Stokely wears black because it's comfortable. A plain color. She gets up in the morning and puts it on. She doesn't have to worry about whether her moss shirt matches her desert sand khakis, or whether she should wear her caramel slides or her tanned leather pumps. She can't stand everyone else's colors, their blue and green and yellow and – God help her – their pink and orange. Stokely's rather fond of red and she doesn't mind gray, but anything else feels burned into her retinas. Black goes with black, and it feels cool and comfortable against her skin. It feels right.
Stokely hates small talk for the same reason. It's hateful because it's so goddamned pointless. Asinine words in ineffectual sentences about boy bands and the latest episode of Dawson's Creek. There's no meaning in chitchat, there's only pretending; a pretended point, pretended interest. Too much smoke and all the mirrors are shattered, and the pieces cut her to ribbons.
Stokely doesn't have a death wish, contrary to popular opinion. All she wants is to get through life with a minimum of pain. Stokely is all about survival. She's built herself a small, dark place, a little box of darkness she can just fade into whenever it all gets too much. She tries to make the world ignore her, but when that doesn't work she ignore the world.
She tried for a while. She painted those walls lilac and powder blue, and tried to pretend that a different color meant different. She walked in the sun and tried to pretend it didn't hurt. She held Stan's hand, she talked, she laughed. She cut her nails so that when she smiled and clenched her fists her palms wouldn't bleed.
Delilah doesn't mind Stokely's dark spaces or her dark clothes or her dark moods. She knows what Stokely needs – to be pushed to the edge of everything, away from herself and everyone else too. A place so dark that even Stokely's little box of sanity seems gray.

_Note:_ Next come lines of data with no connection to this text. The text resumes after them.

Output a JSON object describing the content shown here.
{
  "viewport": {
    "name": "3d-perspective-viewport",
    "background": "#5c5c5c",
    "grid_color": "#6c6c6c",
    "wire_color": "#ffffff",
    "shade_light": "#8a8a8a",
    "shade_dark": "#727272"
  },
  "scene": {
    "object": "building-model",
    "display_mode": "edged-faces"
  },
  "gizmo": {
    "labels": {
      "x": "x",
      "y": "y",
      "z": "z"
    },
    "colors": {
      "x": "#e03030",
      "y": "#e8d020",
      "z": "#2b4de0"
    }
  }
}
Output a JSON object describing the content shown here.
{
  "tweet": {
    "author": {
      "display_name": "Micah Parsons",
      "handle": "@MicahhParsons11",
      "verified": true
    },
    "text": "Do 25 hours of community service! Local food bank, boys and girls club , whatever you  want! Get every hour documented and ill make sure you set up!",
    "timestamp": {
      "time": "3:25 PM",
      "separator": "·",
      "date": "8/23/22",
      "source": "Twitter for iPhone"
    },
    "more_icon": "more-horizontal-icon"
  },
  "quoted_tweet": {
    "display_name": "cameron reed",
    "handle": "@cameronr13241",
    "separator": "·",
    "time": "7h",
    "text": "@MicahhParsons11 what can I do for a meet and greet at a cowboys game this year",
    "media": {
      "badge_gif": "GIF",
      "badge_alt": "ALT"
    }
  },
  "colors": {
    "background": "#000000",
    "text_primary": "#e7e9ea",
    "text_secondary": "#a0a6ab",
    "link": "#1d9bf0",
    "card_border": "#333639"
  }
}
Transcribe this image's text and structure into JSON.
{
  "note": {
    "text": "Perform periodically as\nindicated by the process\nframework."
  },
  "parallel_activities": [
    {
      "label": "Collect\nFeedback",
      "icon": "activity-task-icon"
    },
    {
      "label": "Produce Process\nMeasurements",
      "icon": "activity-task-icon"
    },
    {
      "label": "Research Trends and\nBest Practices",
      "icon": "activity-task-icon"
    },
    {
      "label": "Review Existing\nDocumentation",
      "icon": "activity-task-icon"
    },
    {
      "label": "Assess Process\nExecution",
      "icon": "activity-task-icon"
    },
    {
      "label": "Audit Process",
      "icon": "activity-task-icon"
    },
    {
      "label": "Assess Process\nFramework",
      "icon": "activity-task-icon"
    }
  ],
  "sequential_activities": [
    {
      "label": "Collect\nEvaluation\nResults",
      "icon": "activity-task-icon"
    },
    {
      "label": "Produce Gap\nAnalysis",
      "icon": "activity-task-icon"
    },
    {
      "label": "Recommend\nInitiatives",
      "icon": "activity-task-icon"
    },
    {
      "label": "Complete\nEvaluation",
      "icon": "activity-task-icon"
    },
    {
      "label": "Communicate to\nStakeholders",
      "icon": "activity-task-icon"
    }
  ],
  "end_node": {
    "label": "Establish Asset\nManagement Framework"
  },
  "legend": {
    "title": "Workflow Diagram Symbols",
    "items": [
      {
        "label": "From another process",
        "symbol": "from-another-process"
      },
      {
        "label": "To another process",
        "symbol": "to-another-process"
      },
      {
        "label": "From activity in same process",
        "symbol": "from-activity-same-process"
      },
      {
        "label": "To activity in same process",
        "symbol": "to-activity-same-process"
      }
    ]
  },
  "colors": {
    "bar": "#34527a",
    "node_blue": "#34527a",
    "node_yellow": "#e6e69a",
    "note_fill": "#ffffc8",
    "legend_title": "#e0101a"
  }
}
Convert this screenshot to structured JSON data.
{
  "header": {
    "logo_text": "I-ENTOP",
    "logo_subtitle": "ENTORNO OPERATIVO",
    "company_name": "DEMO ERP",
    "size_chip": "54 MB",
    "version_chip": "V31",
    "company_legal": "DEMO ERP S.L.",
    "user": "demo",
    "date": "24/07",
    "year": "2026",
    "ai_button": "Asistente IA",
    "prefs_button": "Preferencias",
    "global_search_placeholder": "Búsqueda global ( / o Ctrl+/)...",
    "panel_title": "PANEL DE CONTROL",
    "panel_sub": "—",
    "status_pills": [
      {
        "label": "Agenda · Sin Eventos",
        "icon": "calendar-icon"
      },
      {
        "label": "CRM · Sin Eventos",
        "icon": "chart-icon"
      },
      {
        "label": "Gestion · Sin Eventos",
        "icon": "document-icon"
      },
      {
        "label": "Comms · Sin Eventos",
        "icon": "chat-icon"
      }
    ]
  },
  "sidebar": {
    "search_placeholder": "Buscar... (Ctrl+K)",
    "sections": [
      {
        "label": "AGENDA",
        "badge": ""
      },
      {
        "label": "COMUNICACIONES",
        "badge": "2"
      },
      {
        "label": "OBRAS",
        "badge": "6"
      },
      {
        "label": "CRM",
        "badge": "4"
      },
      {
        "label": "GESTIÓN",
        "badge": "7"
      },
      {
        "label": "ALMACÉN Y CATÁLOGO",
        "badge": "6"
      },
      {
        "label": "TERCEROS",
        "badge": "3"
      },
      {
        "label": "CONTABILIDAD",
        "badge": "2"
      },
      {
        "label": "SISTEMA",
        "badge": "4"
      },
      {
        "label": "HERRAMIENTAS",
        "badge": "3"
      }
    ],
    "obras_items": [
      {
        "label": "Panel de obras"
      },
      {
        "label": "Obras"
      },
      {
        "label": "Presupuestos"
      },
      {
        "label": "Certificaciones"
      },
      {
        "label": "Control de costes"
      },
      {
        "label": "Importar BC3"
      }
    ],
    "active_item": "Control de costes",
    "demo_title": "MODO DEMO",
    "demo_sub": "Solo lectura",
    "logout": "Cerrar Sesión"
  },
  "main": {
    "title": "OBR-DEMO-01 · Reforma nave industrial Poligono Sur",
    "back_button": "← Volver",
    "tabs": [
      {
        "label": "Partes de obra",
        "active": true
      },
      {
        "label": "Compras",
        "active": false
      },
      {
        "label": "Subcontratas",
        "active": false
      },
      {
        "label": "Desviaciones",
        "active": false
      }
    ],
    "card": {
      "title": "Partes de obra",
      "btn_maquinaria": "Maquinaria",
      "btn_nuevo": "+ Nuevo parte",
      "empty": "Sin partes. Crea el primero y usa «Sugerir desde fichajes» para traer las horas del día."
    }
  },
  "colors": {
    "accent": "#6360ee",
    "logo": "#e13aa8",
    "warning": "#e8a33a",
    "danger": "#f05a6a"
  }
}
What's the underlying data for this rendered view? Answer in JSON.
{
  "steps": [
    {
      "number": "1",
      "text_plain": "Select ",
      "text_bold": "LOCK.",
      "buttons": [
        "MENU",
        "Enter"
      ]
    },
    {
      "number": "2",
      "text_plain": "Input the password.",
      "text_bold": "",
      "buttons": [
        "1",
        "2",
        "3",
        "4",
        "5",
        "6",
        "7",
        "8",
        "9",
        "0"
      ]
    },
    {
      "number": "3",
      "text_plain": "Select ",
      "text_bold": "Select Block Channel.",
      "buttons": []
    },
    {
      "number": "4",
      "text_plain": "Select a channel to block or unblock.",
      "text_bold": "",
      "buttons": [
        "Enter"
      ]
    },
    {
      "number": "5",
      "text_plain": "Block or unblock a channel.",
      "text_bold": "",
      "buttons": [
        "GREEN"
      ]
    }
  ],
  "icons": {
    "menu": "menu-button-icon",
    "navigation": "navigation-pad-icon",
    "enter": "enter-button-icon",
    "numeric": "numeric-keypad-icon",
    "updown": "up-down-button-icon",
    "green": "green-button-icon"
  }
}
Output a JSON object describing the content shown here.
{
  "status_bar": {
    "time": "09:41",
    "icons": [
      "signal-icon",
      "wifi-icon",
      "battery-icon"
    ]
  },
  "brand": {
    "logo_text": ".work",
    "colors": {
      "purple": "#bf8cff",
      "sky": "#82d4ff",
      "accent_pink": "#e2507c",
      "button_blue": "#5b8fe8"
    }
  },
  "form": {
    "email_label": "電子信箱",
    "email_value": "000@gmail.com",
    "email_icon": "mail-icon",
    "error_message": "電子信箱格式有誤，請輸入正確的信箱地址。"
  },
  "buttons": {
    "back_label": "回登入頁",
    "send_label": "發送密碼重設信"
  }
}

A place where Delilah's eyes don't reflect anything. Not even Stokely.
Stokely sleeps with her head on Delilah's stomach, Delilah's breasts brushing the top of her head, her arms around Delilah's waist. They sleep without covers and without clothes. Stokely wears darkness like she was made for it, but Delilah's skin shines, and when the moonlight hits it Stokely doesn't even have to close her eyes. Because she's safe here. She's small and dark and surviving. Sometimes the best place – the darkest place – is just behind the light.